Toujours selon M. Lampron, il s’avère essentiel d’instaurer des mesures contraignantes pour ainsi mieux régir les contenus qui comportent un argumentaire environnementaliste.
Les consommateurs ont une influence redoutable auprès des entreprises, d’où l’importance de leur engagement social. Or il est également de la responsabilité des professionnels de la publicité et de la communication de se responsabiliser pour contrer cet enjeu, notamment en améliorant leur mécanisme d’autorégulation et en faisant la promotion de la responsabilité sociale.
Le cercle vicieux de la « mode verte »
Nous ne pouvons faire fi des progrès remarquables qui ont été réalisés ces dernières années dans le domaine environnemental.
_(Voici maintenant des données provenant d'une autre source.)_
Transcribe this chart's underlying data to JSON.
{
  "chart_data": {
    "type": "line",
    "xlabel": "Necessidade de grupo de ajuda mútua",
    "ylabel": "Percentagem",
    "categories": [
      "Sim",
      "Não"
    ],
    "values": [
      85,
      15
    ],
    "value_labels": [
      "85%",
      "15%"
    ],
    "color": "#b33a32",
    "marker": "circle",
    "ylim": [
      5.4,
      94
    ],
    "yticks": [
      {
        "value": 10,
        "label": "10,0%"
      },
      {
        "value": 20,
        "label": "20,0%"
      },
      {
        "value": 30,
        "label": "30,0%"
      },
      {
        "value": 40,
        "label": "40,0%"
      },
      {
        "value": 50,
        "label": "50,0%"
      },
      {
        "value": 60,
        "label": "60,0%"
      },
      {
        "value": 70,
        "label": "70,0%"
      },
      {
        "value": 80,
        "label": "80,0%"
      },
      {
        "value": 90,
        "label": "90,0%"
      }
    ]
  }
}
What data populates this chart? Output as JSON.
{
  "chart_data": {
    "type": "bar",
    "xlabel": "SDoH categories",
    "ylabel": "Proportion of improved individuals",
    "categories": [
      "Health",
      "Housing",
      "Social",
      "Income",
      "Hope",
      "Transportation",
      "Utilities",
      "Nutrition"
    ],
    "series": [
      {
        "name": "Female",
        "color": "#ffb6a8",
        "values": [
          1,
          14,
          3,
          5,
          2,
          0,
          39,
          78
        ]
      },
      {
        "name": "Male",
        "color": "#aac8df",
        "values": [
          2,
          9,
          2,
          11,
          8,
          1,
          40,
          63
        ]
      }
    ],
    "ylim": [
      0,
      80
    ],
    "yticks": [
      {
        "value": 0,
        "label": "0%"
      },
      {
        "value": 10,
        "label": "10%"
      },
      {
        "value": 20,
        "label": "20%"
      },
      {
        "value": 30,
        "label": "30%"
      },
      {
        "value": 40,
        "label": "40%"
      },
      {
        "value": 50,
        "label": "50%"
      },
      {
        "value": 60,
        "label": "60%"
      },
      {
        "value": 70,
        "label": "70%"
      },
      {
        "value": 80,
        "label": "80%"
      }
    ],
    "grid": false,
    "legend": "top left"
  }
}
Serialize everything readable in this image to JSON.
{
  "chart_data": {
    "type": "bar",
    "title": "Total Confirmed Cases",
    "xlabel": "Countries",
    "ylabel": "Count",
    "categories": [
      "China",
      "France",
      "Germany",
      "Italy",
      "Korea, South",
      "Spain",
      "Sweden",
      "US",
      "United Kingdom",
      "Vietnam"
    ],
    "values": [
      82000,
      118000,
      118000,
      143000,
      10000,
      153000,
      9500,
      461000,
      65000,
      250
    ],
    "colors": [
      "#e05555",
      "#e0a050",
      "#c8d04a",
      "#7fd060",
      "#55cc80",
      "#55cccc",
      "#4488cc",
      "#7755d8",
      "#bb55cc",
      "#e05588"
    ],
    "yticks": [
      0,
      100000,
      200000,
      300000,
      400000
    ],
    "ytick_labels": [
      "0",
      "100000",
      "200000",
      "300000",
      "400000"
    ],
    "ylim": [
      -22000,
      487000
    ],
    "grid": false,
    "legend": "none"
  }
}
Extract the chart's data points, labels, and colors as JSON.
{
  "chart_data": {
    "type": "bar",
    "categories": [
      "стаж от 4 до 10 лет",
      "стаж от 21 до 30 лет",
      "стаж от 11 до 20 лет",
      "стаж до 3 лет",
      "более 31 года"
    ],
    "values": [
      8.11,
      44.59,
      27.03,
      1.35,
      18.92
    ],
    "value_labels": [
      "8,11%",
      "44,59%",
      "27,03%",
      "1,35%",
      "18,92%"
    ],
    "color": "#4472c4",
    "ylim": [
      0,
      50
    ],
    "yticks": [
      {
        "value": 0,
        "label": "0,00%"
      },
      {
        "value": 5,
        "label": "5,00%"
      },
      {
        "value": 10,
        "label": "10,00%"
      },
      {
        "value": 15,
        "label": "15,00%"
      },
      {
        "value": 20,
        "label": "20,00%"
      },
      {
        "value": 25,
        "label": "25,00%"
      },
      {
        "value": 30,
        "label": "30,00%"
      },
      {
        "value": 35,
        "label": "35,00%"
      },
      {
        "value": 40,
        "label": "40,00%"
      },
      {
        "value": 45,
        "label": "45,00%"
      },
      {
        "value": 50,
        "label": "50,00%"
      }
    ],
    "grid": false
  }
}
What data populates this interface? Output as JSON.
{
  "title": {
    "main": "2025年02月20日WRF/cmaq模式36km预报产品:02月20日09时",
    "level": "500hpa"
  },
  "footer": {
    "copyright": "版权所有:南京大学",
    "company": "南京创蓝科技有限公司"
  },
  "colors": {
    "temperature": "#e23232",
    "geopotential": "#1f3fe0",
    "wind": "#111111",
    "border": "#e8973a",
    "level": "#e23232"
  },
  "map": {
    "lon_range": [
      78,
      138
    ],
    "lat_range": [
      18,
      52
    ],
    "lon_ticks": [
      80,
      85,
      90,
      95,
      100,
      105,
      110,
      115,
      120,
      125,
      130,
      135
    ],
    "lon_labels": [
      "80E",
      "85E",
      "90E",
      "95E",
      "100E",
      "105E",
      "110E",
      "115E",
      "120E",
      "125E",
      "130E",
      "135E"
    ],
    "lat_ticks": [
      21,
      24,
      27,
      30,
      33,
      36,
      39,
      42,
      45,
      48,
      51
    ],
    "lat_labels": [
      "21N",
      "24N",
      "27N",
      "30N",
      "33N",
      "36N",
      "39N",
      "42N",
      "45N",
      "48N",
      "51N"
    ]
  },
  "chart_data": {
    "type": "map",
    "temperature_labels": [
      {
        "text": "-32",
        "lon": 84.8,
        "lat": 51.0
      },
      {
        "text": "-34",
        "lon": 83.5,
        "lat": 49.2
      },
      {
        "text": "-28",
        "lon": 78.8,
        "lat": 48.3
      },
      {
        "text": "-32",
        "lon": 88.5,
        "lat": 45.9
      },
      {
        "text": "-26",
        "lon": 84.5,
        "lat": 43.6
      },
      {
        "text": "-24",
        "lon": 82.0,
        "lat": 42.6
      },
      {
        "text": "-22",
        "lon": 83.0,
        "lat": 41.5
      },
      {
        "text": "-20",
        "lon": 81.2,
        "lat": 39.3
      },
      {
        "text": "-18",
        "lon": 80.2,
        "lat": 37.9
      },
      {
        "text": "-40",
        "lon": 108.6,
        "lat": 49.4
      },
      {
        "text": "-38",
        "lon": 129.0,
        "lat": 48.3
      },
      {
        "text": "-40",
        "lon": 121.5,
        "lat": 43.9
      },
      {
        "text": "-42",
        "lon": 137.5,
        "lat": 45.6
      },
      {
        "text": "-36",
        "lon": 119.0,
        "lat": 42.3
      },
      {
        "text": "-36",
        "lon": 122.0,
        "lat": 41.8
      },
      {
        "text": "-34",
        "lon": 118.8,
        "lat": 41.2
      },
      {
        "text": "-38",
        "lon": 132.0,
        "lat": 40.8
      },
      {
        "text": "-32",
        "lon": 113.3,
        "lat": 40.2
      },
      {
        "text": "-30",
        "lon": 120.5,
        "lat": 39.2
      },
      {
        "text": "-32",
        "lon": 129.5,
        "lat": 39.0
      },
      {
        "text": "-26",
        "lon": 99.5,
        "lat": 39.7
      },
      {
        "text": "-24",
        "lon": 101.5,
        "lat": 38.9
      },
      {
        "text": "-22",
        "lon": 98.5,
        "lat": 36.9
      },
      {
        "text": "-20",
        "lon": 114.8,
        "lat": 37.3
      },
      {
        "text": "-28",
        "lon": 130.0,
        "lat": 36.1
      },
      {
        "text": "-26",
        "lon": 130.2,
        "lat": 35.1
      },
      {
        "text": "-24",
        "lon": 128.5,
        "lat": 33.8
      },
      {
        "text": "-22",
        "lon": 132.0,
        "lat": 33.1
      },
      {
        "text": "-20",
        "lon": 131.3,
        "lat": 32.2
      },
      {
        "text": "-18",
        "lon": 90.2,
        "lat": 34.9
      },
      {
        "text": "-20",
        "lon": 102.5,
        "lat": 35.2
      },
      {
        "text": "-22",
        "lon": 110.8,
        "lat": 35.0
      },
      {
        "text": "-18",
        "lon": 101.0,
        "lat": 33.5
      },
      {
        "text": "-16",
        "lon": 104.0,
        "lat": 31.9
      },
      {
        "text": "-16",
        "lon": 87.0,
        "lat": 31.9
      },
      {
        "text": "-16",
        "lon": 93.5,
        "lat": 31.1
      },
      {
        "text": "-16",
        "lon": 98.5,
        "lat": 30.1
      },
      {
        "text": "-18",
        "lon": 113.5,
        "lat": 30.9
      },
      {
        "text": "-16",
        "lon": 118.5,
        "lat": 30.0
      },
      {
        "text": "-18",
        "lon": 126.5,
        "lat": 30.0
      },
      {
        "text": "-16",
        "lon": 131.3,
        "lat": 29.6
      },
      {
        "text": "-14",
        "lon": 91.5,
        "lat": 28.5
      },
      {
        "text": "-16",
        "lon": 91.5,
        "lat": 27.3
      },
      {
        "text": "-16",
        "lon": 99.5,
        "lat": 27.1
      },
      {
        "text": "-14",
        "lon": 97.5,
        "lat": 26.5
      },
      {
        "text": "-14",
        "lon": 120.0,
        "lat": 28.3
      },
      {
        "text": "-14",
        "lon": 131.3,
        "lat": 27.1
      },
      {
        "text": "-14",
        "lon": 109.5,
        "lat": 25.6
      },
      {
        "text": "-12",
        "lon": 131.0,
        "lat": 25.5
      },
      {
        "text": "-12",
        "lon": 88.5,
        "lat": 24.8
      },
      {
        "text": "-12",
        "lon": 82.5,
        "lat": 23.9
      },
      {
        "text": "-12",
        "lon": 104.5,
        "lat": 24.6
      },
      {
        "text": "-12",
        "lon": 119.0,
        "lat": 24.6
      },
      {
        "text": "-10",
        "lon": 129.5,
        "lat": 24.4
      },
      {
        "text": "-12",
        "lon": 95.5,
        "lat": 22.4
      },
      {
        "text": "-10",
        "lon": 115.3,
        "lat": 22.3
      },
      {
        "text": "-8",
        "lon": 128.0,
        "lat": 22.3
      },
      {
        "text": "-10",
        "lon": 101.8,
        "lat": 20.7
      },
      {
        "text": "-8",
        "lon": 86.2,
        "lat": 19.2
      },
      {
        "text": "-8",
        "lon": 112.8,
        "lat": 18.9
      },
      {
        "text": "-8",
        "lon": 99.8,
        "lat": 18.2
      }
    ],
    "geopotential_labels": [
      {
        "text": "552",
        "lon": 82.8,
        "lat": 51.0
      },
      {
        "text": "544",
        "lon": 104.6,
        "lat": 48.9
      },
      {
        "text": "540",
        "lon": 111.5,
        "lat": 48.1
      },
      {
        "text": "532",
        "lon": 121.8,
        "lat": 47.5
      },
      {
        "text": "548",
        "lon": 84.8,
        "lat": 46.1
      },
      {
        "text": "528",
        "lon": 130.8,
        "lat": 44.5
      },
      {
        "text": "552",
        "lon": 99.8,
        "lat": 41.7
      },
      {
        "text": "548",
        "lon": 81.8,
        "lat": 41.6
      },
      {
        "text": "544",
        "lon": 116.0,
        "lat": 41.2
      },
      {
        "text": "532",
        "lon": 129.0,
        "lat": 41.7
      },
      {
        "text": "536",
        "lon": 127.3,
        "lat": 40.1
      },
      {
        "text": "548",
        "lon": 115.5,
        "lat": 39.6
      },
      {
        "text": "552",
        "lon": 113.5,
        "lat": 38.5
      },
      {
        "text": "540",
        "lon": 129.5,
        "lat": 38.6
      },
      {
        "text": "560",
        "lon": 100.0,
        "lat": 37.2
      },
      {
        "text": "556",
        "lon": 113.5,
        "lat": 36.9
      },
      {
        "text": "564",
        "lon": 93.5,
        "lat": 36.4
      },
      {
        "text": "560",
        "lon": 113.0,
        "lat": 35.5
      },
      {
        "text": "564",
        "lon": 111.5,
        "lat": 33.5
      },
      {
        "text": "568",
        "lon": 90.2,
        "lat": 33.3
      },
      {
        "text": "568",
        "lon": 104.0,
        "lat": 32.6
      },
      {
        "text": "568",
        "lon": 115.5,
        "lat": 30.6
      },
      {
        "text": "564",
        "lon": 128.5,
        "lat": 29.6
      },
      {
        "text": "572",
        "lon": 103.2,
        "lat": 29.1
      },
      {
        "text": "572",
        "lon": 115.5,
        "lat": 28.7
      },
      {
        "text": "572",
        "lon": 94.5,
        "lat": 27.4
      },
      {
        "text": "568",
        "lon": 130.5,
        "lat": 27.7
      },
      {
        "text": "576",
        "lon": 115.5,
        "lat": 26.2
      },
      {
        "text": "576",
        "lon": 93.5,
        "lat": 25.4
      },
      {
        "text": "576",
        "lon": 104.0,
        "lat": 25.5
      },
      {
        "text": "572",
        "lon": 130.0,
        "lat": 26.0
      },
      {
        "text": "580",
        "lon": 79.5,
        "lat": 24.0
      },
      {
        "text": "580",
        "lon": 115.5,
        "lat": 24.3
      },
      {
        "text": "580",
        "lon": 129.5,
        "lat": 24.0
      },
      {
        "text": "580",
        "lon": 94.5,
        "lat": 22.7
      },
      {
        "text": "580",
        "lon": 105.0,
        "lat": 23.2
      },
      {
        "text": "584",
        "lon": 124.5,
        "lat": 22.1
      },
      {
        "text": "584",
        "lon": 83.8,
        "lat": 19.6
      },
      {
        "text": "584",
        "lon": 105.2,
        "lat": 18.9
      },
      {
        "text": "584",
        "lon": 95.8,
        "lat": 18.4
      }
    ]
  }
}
Le travail d’information et de sensibilisation opéré par les associations écologiques et les pouvoirs publics sur le plan de la responsabilité sociale a porté ses fruits. Une majorité de consommateurs ont adopté de nouvelles habitudes de consommations afin de réduire leurs impacts environnementaux. Plusieurs entreprises se sont jointes au mouvement en offrant des produits plus écologiques afin de répondre aux nouveaux intérêts et besoins des citoyens-consommateurs.
Adopter de nouveaux comportements est un travail de longue haleine pour le commun des mortels. Certaines entreprises ont souhaité profiter de cette nouvelle tendance à la consommation responsable sans pour autant y apporter des changements de valeurs et de comportements. La « mode verte » est préoccupante principalement en raison du désengagement possible du public à l’égard des produits écologiques et par le fait même celui des entreprises. La plupart des entreprises n’offriront plus de produits écologiques, si cette qualité n’est pas perçue comme une plus-value par les consommateurs.
Plusieurs acteurs doivent agir pour briser le cercle vicieux de l’écoblanchiment. Il est dans le pouvoir des entreprises de se responsabiliser socialement et de diffuser des discours francs et honnêtes. Les consommateurs peuvent faire des choix judicieux et continuer à encourager les entreprises qui font de réels efforts écologiques. Les pouvoirs publics ont les expertises nécessaires pour assurer une meilleure gestion et règlementation des certifications et labels officiels. Les agences de communication et de publicité peuvent se sensibiliser à la cause sociale et participer au travail de conscientisation. Il est possible d’outrepasser le phénomène de l’écoblanchiment si chacun participe à sa façon à la valorisation des principes du développement durable.